Researchers based at the School of Genetics & Microbiology, Trinity College, Dublin, have reported significant progress on next-generation sequencing (NGS) applications on a range of inherited retinal degenerations (IRDs). Researchers have identified that a genetic diagnosis and testing from NGS data may now be able to define more accurate diagnoses and prognoses, giving valuable genetic counselling support, including further carrier testing and prenatally screening. According to the studies on IRD genetics research, investigators have commented that, “we are now in the age of genomic medicine, where genetic evidence can often provide precise and robust diagnoses”
Next-generation sequencing (NGS) applications are now well established around the globe. From a recent count, there are almost 20 currently active government-funded national genomic projects working around the world. IRDs have an estimated prevalence of 1 in 4,000 and therefore, in a global population of ~7.8bn, there may be an estimated 1.95 million IRD patients. To maximise the detection of IRD-causing mutations, several NGS strategies have been identified including: targeted gene panels for IRD phenotypes, whole-exome sequencing (WES), whole-gene sequencing (GS), whole-genome sequencing (WGS) and further bespoke methods such as structural variant (SV) detection and copy number variant detection (CNV). Dependent on the specifics, either a professional genetic counsellor, and/ or a retinal physician, will guide the particular history and clinical characteristics for individual patients and this will use the information to define which NGS option is suitable. Whole-exome sequencing (WES) covers protein-coding exons however, this covers only 1% of the genome, while whole-genome sequencing (WGS) covers practically all nucleotides, providing a more comprehensive account. Book-ended between these strategies, targeting sequencing (TS) captures the smallest amount of genetic information, using a customisable approach; while whole-gene sequencing (GS) captures exonic, intronic and 5’ and 3’ regulatory regions assessing within a target gene of interest. In terms of the economics of NGS costs, a UK study in 2018 estimated that costs range from $555 to $5,165 for WES and from $1,906 to $24,810 for WGS.

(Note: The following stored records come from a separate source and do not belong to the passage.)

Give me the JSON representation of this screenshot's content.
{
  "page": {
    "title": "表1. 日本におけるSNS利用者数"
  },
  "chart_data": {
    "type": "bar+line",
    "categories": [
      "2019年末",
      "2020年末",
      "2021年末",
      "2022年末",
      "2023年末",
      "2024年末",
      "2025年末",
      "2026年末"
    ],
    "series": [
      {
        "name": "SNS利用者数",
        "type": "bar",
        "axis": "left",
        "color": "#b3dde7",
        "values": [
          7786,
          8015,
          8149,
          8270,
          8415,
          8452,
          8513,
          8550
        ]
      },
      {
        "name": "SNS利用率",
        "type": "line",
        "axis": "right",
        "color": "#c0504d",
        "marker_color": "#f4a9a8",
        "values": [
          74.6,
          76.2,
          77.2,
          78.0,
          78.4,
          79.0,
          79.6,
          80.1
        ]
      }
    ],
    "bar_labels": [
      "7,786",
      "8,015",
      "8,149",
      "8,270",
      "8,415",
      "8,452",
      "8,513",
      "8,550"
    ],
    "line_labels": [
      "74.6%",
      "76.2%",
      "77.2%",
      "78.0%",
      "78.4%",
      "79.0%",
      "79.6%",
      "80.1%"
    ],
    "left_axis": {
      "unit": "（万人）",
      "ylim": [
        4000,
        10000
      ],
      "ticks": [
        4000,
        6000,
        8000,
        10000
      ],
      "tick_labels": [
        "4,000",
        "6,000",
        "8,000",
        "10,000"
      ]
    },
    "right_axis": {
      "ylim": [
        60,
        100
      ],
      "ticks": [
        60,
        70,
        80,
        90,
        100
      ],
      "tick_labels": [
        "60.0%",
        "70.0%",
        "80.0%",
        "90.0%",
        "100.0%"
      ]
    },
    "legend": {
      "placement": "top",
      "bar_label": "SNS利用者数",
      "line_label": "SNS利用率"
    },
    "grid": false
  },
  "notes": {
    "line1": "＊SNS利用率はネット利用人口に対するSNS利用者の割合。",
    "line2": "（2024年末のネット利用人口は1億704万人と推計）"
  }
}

Clinical practice now appears to be capable of resolving an increasing proportion of NGS outcomes, defining specific mutations and further specifying diagnoses within relevant genes and correlated to a patient’s phenotype. In concluding from the significant data, researches have additionally commented that “advances in technologies related to clinical phenotyping” may now be “augmented by machine-learning-based algorithms”. This now points to the direction for travel enhancing IRD screening and further support the “development of national databases and genomics strategies to develop services and enhance clinical genetics collaborations nationally and internationally”.